Alors que l’échéance fixée pour la tenue des élections se rapproche, Mme Gueguen s’est par ailleurs dite préoccupée de l’accumulation des retards dans la mise en œuvre de l’Accord du 31 décembre, « la seule feuille de route crédible pour permettre une sortie de la crise que connaît le pays ».
Elle a jugé urgent de mettre en œuvre l’Accord dans son intégralité, appelant notamment les autorités congolaises à prendre toutes les mesures nécessaires afin que soient organisées, comme convenu dans l’Accord, des élections crédibles et inclusives au plus tard en décembre 2017. Il est en particulier urgent que soit publié le calendrier électoral, a-t-elle ajouté.
Mme MICHELE J. SISON (États-Unis) a salué la mémoire des deux experts du Comité assassinés, avant de souligner l’importance de mettre sur pied un mécanisme spécial d’enquête et de suivi dirigé par l’ONU pour faire la lumière sur cet assassinat.

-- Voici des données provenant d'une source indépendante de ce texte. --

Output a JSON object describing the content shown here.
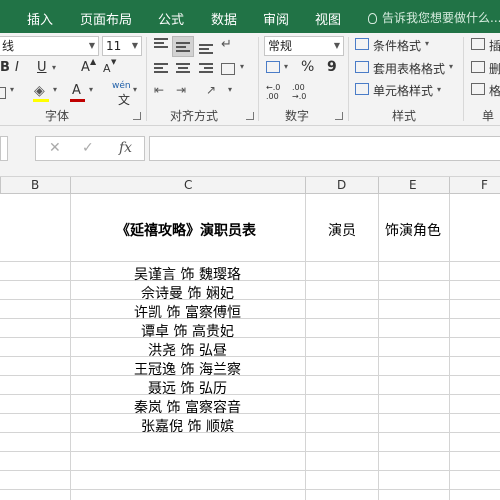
{
  "ribbon_tabs": [
    "插入",
    "页面布局",
    "公式",
    "数据",
    "审阅",
    "视图"
  ],
  "tell_me": "告诉我您想要做什么...",
  "font": {
    "name_fragment": "线",
    "size": "11",
    "bold": "B",
    "italic": "I",
    "underline": "U",
    "grow": "A",
    "shrink": "A",
    "font_color_letter": "A",
    "phonetic": "wén",
    "group_label": "字体"
  },
  "alignment": {
    "group_label": "对齐方式"
  },
  "number": {
    "format": "常规",
    "percent": "%",
    "comma": "9",
    "inc_decimal": "←.0 .00",
    "dec_decimal": ".00 →.0",
    "group_label": "数字"
  },
  "styles": {
    "conditional": "条件格式",
    "table": "套用表格格式",
    "cell": "单元格样式",
    "group_label": "样式"
  },
  "cells_group": {
    "group_label_fragment": "单元",
    "insert_fragment": "插",
    "delete_fragment": "删",
    "format_fragment": "格"
  },
  "formula_bar": {
    "cancel": "✕",
    "enter": "✓",
    "fx": "fx",
    "value": ""
  },
  "columns": [
    "B",
    "C",
    "D",
    "E",
    "F"
  ],
  "sheet": {
    "header_title": "《延禧攻略》演职员表",
    "header_actor": "演员",
    "header_role": "饰演角色",
    "rows": [
      "吴谨言 饰 魏璎珞",
      "佘诗曼 饰 娴妃",
      "许凯 饰 富察傅恒",
      "谭卓 饰 高贵妃",
      "洪尧 饰 弘昼",
      "王冠逸 饰 海兰察",
      "聂远 饰 弘历",
      "秦岚 饰 富察容音",
      "张嘉倪 饰 顺嫔"
    ]
  },
  "colors": {
    "tab_green": "#217346",
    "ribbon_bg": "#f3f3f3",
    "gridline": "#d4d4d4"
  }
}
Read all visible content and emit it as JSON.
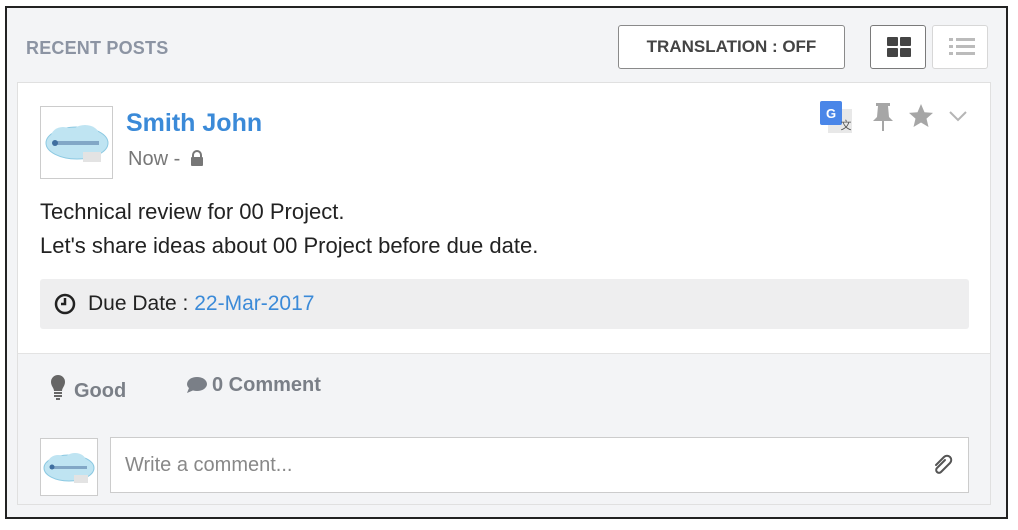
{
  "header": {
    "title": "RECENT POSTS",
    "translation_label": "TRANSLATION : OFF"
  },
  "post": {
    "author": "Smith John",
    "time": "Now -",
    "lines": [
      "Technical review for 00 Project.",
      "Let's share ideas about 00 Project before due date."
    ],
    "due_label": "Due Date :",
    "due_date": "22-Mar-2017",
    "like_label": "Good",
    "comment_label": "0 Comment"
  },
  "comment": {
    "placeholder": "Write a comment..."
  },
  "icons": {
    "view_grid": "grid-view-icon",
    "view_list": "list-view-icon",
    "lock": "lock-icon",
    "translate": "google-translate-icon",
    "pin": "pin-icon",
    "star": "star-icon",
    "chevron": "chevron-down-icon",
    "clock": "clock-icon",
    "bulb": "lightbulb-icon",
    "comment": "comment-bubble-icon",
    "attach": "paperclip-icon"
  },
  "colors": {
    "accent": "#3b8ad8",
    "background": "#f3f4f6",
    "muted_text": "#7a7f87"
  }
}
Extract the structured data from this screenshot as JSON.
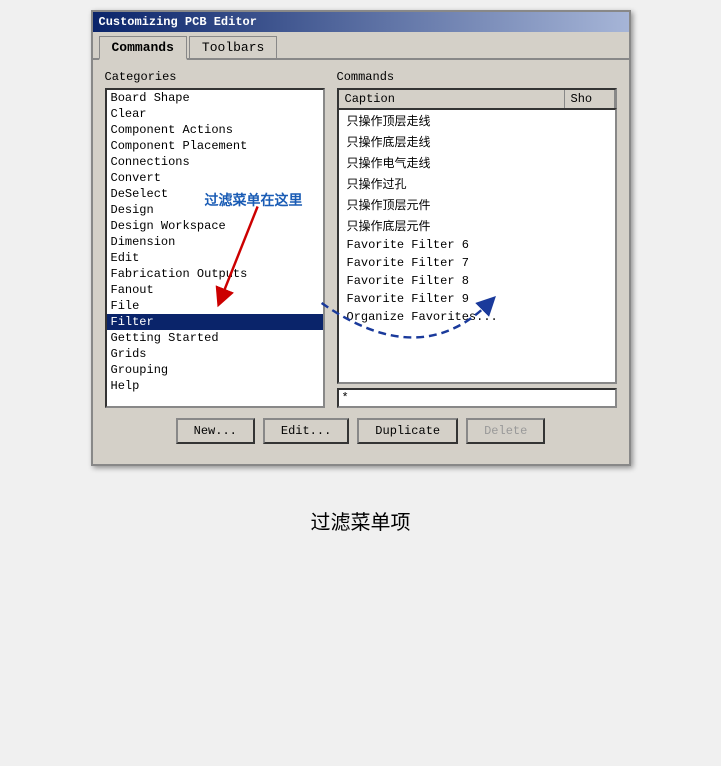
{
  "window": {
    "title": "Customizing PCB Editor"
  },
  "tabs": [
    {
      "label": "Commands",
      "active": true
    },
    {
      "label": "Toolbars",
      "active": false
    }
  ],
  "categories_label": "Categories",
  "commands_label": "Commands",
  "caption_label": "Caption",
  "shortcut_label": "Sho",
  "categories": [
    {
      "text": "Board Shape"
    },
    {
      "text": "Clear"
    },
    {
      "text": "Component Actions"
    },
    {
      "text": "Component Placement"
    },
    {
      "text": "Connections"
    },
    {
      "text": "Convert"
    },
    {
      "text": "DeSelect"
    },
    {
      "text": "Design"
    },
    {
      "text": "Design Workspace"
    },
    {
      "text": "Dimension"
    },
    {
      "text": "Edit"
    },
    {
      "text": "Fabrication Outputs"
    },
    {
      "text": "Fanout"
    },
    {
      "text": "File"
    },
    {
      "text": "Filter",
      "selected": true
    },
    {
      "text": "Getting Started"
    },
    {
      "text": "Grids"
    },
    {
      "text": "Grouping"
    },
    {
      "text": "Help"
    }
  ],
  "commands": [
    {
      "text": "只操作顶层走线"
    },
    {
      "text": "只操作底层走线"
    },
    {
      "text": "只操作电气走线"
    },
    {
      "text": "只操作过孔"
    },
    {
      "text": "只操作顶层元件"
    },
    {
      "text": "只操作底层元件"
    },
    {
      "text": "Favorite Filter 6"
    },
    {
      "text": "Favorite Filter 7"
    },
    {
      "text": "Favorite Filter 8"
    },
    {
      "text": "Favorite Filter 9"
    },
    {
      "text": "Organize Favorites..."
    }
  ],
  "filter_value": "*",
  "buttons": {
    "new_label": "New...",
    "edit_label": "Edit...",
    "duplicate_label": "Duplicate",
    "delete_label": "Delete"
  },
  "annotation": {
    "text": "过滤菜单在这里",
    "bottom_label": "过滤菜单项"
  }
}
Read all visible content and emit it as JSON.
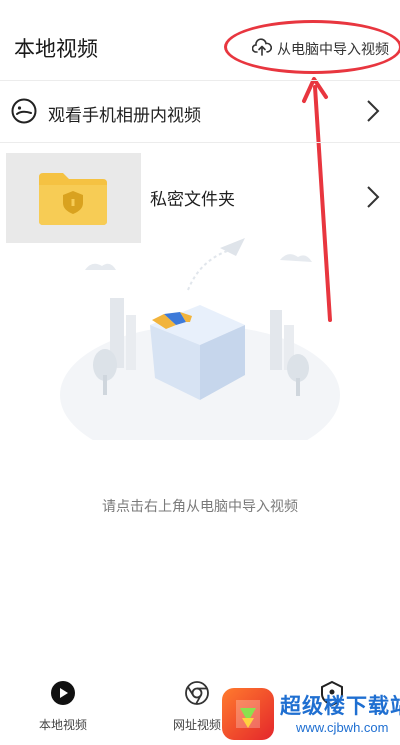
{
  "header": {
    "title": "本地视频",
    "import_label": "从电脑中导入视频"
  },
  "rows": [
    {
      "label": "观看手机相册内视频",
      "icon": "smile-face-icon"
    },
    {
      "label": "私密文件夹",
      "icon": "locked-folder-icon"
    }
  ],
  "empty_state": {
    "message": "请点击右上角从电脑中导入视频"
  },
  "tabs": [
    {
      "label": "本地视频",
      "icon": "play-circle-icon",
      "active": true
    },
    {
      "label": "网址视频",
      "icon": "browser-icon",
      "active": false
    },
    {
      "label": "",
      "icon": "shield-icon",
      "active": false
    }
  ],
  "watermark": {
    "text": "超级楼下载站",
    "url": "www.cjbwh.com"
  },
  "colors": {
    "annotation_red": "#e8363f",
    "folder_yellow": "#f5c242",
    "watermark_blue": "#1f6fd1"
  }
}
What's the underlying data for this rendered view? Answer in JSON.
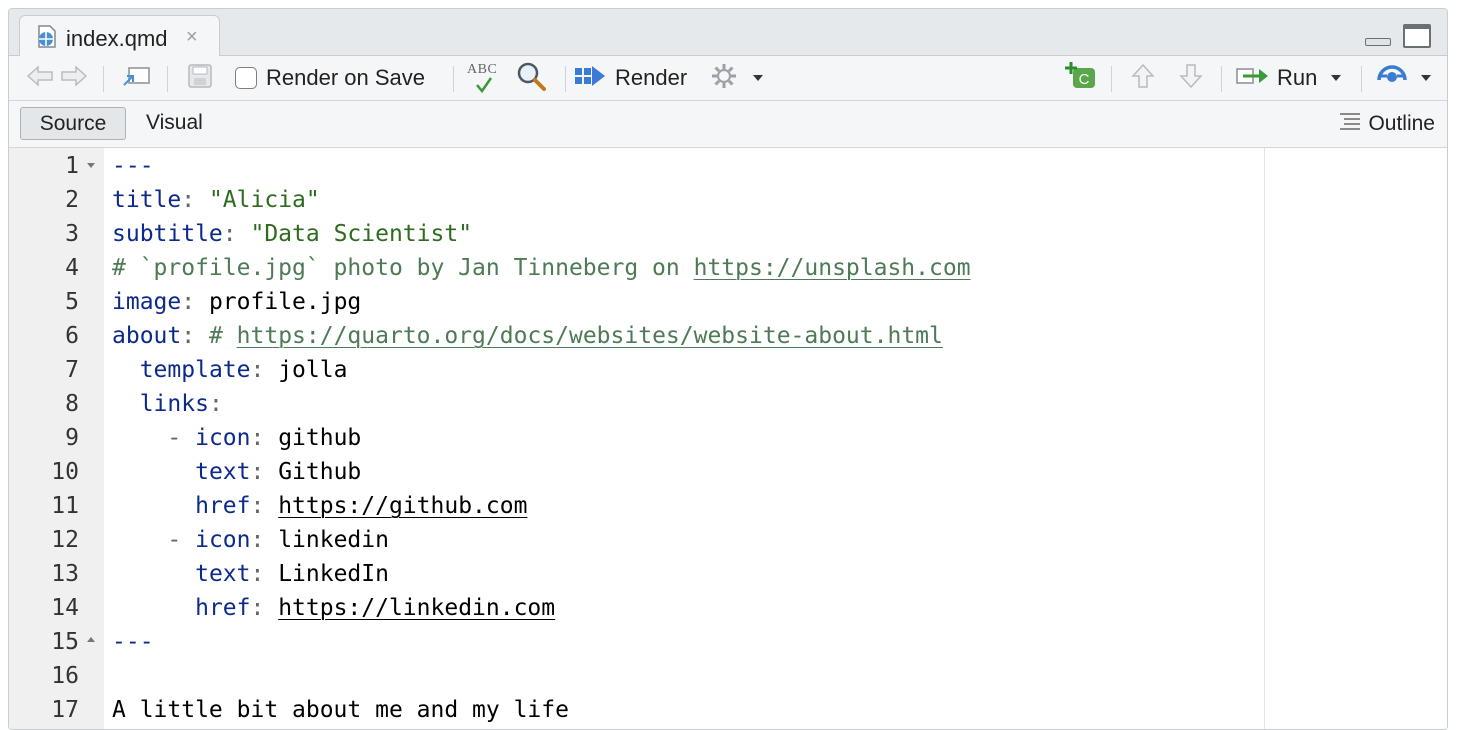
{
  "tab": {
    "title": "index.qmd",
    "close": "×"
  },
  "toolbar": {
    "render_on_save": "Render on Save",
    "spell_abc": "ABC",
    "render": "Render",
    "run": "Run"
  },
  "modebar": {
    "source": "Source",
    "visual": "Visual",
    "outline": "Outline"
  },
  "editor": {
    "line_numbers": [
      "1",
      "2",
      "3",
      "4",
      "5",
      "6",
      "7",
      "8",
      "9",
      "10",
      "11",
      "12",
      "13",
      "14",
      "15",
      "16",
      "17"
    ],
    "lines": {
      "l1": "---",
      "l2_key": "title",
      "l2_val": "\"Alicia\"",
      "l3_key": "subtitle",
      "l3_val": "\"Data Scientist\"",
      "l4_comment": "# `profile.jpg` photo by Jan Tinneberg on ",
      "l4_url": "https://unsplash.com",
      "l5_key": "image",
      "l5_val": "profile.jpg",
      "l6_key": "about",
      "l6_comment": "# ",
      "l6_url": "https://quarto.org/docs/websites/website-about.html",
      "l7_key": "template",
      "l7_val": "jolla",
      "l8_key": "links",
      "l9_key": "icon",
      "l9_val": "github",
      "l10_key": "text",
      "l10_val": "Github",
      "l11_key": "href",
      "l11_val": "https://github.com",
      "l12_key": "icon",
      "l12_val": "linkedin",
      "l13_key": "text",
      "l13_val": "LinkedIn",
      "l14_key": "href",
      "l14_val": "https://linkedin.com",
      "l15": "---",
      "l17": "A little bit about me and my life"
    }
  },
  "icons": [
    "document-icon",
    "back-arrow-icon",
    "forward-arrow-icon",
    "show-in-window-icon",
    "save-icon",
    "spellcheck-icon",
    "search-icon",
    "render-icon",
    "gear-icon",
    "insert-chunk-icon",
    "up-arrow-icon",
    "down-arrow-icon",
    "run-icon",
    "publish-icon",
    "outline-icon",
    "minimize-icon",
    "maximize-icon"
  ],
  "colors": {
    "keyword": "#0c2a8a",
    "string": "#2f6b1e",
    "comment": "#4e7a55",
    "chunk_green": "#5aa64a",
    "render_blue": "#3a7bd5"
  }
}
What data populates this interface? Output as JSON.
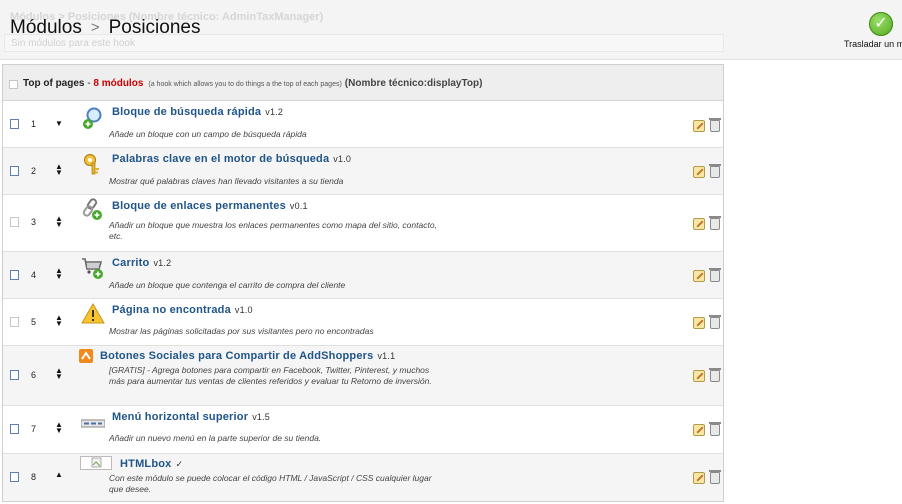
{
  "header": {
    "ghost_title": "Módulos > Posiciones (Nombre técnico: AdminTaxManager)",
    "ghost_subtitle": "Sin módulos para este hook",
    "breadcrumb_root": "Módulos",
    "breadcrumb_separator": ">",
    "breadcrumb_current": "Posiciones",
    "translate_label": "Trasladar un mó",
    "translate_icon": "check-icon"
  },
  "hook": {
    "name": "Top of pages",
    "separator": " - ",
    "count": "8 módulos",
    "description": "(a hook which allows you to do things a the top of each pages)",
    "technical_name": "(Nombre técnico:displayTop)"
  },
  "modules": [
    {
      "position": "1",
      "name": "Bloque de búsqueda rápida",
      "version": "v1.2",
      "description": "Añade un bloque con un campo de búsqueda rápida",
      "icon": "search-add-icon"
    },
    {
      "position": "2",
      "name": "Palabras clave en el motor de búsqueda",
      "version": "v1.0",
      "description": "Mostrar qué palabras claves han llevado visitantes a su tienda",
      "icon": "keys-icon"
    },
    {
      "position": "3",
      "name": "Bloque de enlaces permanentes",
      "version": "v0.1",
      "description": "Añadir un bloque que muestra los enlaces permanentes como mapa del sitio, contacto, etc.",
      "icon": "link-add-icon"
    },
    {
      "position": "4",
      "name": "Carrito",
      "version": "v1.2",
      "description": "Añade un bloque que contenga el carrito de compra del cliente",
      "icon": "cart-add-icon"
    },
    {
      "position": "5",
      "name": "Página no encontrada",
      "version": "v1.0",
      "description": "Mostrar las páginas solicitadas por sus visitantes pero no encontradas",
      "icon": "warning-icon"
    },
    {
      "position": "6",
      "name": "Botones Sociales para Compartir de AddShoppers",
      "version": "v1.1",
      "description": "[GRATIS] - Agrega botones para compartir en Facebook, Twitter, Pinterest, y muchos más para aumentar tus ventas de clientes referidos y evaluar tu Retorno de inversión.",
      "icon": "addshoppers-logo-icon"
    },
    {
      "position": "7",
      "name": "Menú horizontal superior",
      "version": "v1.5",
      "description": "Añadir un nuevo menú en la parte superior de su tienda.",
      "icon": "menu-bar-icon"
    },
    {
      "position": "8",
      "name": "HTMLbox",
      "version": "✓",
      "description": "Con este módulo se puede colocar el código HTML / JavaScript / CSS cualquier lugar que desee.",
      "icon": "broken-image-icon"
    }
  ],
  "colors": {
    "link": "#20558a",
    "count": "#cc0000",
    "accent_green": "#4fa51b"
  }
}
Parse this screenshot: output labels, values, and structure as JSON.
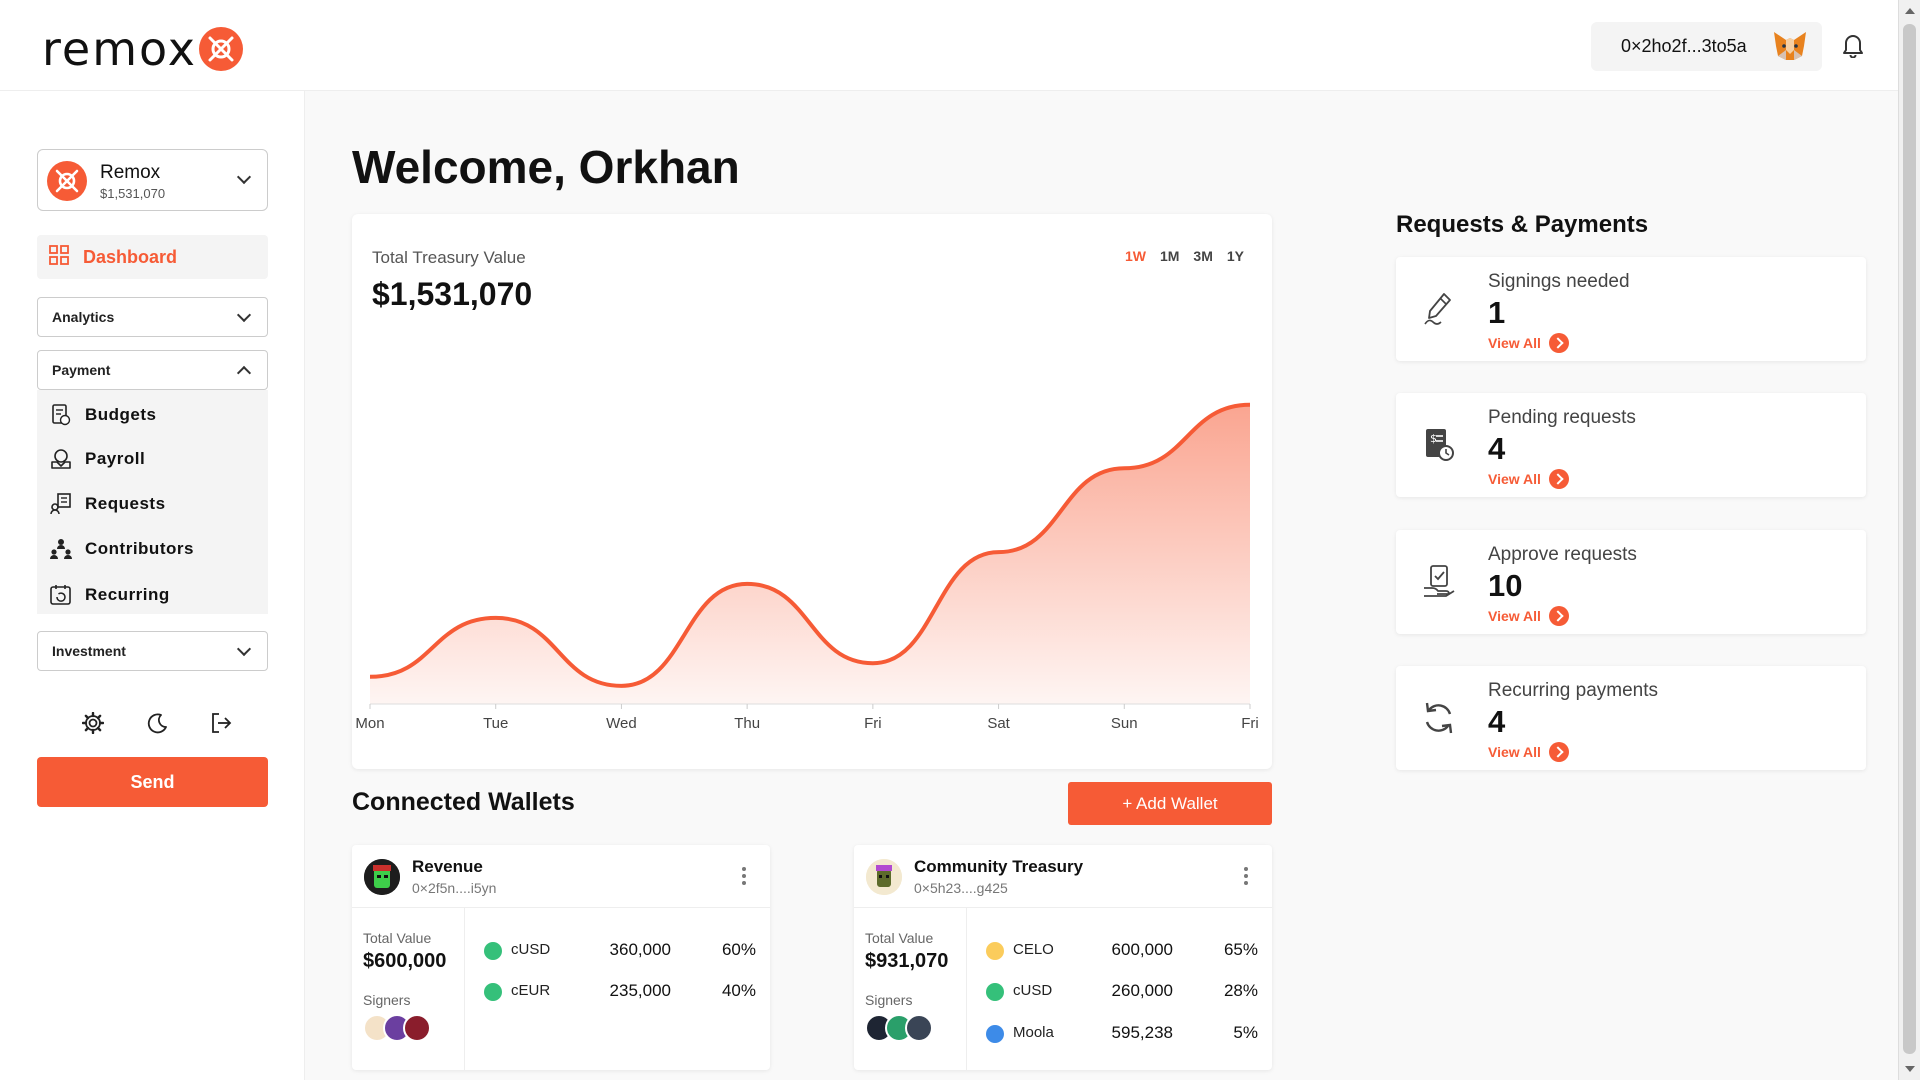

Elle s’est élevée contre la poursuite du trafic illicite de ressources naturelles dans l’est de la RDC, qui ne fait que renforcer le conflit armé qui sévit dans le pays. « Sans transition démocratique, nous devons nous attendre à d’autres cycles de violence généralisée », a prévenu la représentante, en appelant les autorités congolaises à annoncer rapidement un calendrier électoral « et à s’y tenir ». Sans quoi, a-t-elle annoncé, les États-Unis seront favorables au renforcement du régime de sanctions du Conseil de sécurité applicables à la RDC.
Le travail du Groupe d’experts et du Comité n’est pas achevé et « il nous faut continuer à chercher des moyens de rétablir la paix et la sécurité en RDC », a ajouté en conclusion Mme Sison.
Mme IRINA SCHOULGIN-NYONI (Suède) a condamné dans les termes les plus forts les meurtres de Zaida Catalán et de Michael Sharp, jugeant intolérable que des personnes mandatées par le Conseil de sécurité pour enquêter sur des violations des droits de l’homme soient tuées d’une manière aussi brutale.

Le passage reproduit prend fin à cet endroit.